We reckon the market for cooling divides into 2 simple groups: Value and Performance. In both cases, it has to be for a solution that will (a) last and (b) not seriously degrade the life span of your key components. It also needs to be relatively straightforward to install and use – so we're not going to look at the non-sealed options.
Value
Very tough. To be honest, the Arctic Freezer range is very hard to beat, but most of those coolers were released over the past 3 years. We're looking for something new from 2012 and ‘new' is certainly what BeQuiet delivered with its innovative approach to low profile cooling for CPUs clocked anywhere up to 160 watts.

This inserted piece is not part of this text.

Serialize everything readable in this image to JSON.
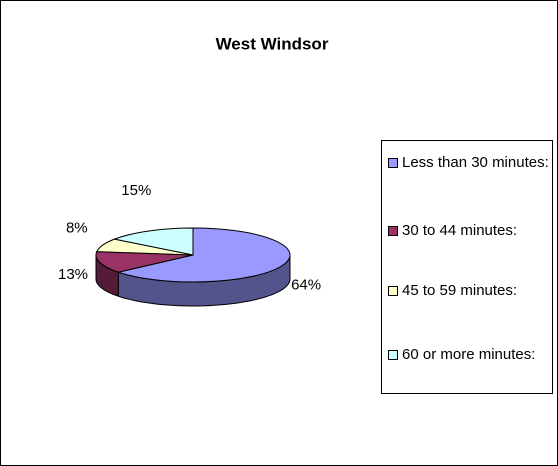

We had no expectations when this £30 cooler arrived, so we were pleasantly surprised when it held its own against the Phanteks PH-TC14PE on a 3770k chip clocked up to 4.7GHz. Under serious overclocking load, it allowed the CPU to get 5 degrees hotter, but with a regular overclock the difference was only 1 degree. Impressive. For us, the Value Cooler of the Year winner is the Be quiet! Shadow Rock TOPFLOW SR1.
Performance
Strangely enough, the manufacturers arbEqUIETe double parked around this award. Not only did Corsair deliver some fancy updates to its liquid cooling solutions, we also saw the Thermaltake Frio Extreme beat the Noctua NH D14. Unfortunately, its performance is almost identical to the Phanteks PH-TC14PE, which is £11 cheaper at the time we went to press. BeQuiet's Dark Rock 2 is also a great cooler, but at close to £50 it is in the wrong price space for its performance. Phanteks seems to have come out of nowhere to mount a very serious challenge at the high end. Our High Performance Air Cooler of the Year goes to the Phanteks PH-TC14PE.
Right at the close of the year, we reviewed the complete range of new Corsair liquid coolers. The H100i, H80i, H60 and H55. Factoring in cooling performance and value for money, we have to award both the Corsair H100i and the Corsair H80i as our Water Cooling products of the year. The icing on the cake is that they don't take much space around the CPU socket either, so fitting problems are never a concern – and if you have to move/transport your system, there's far less sheering force on the board and socket.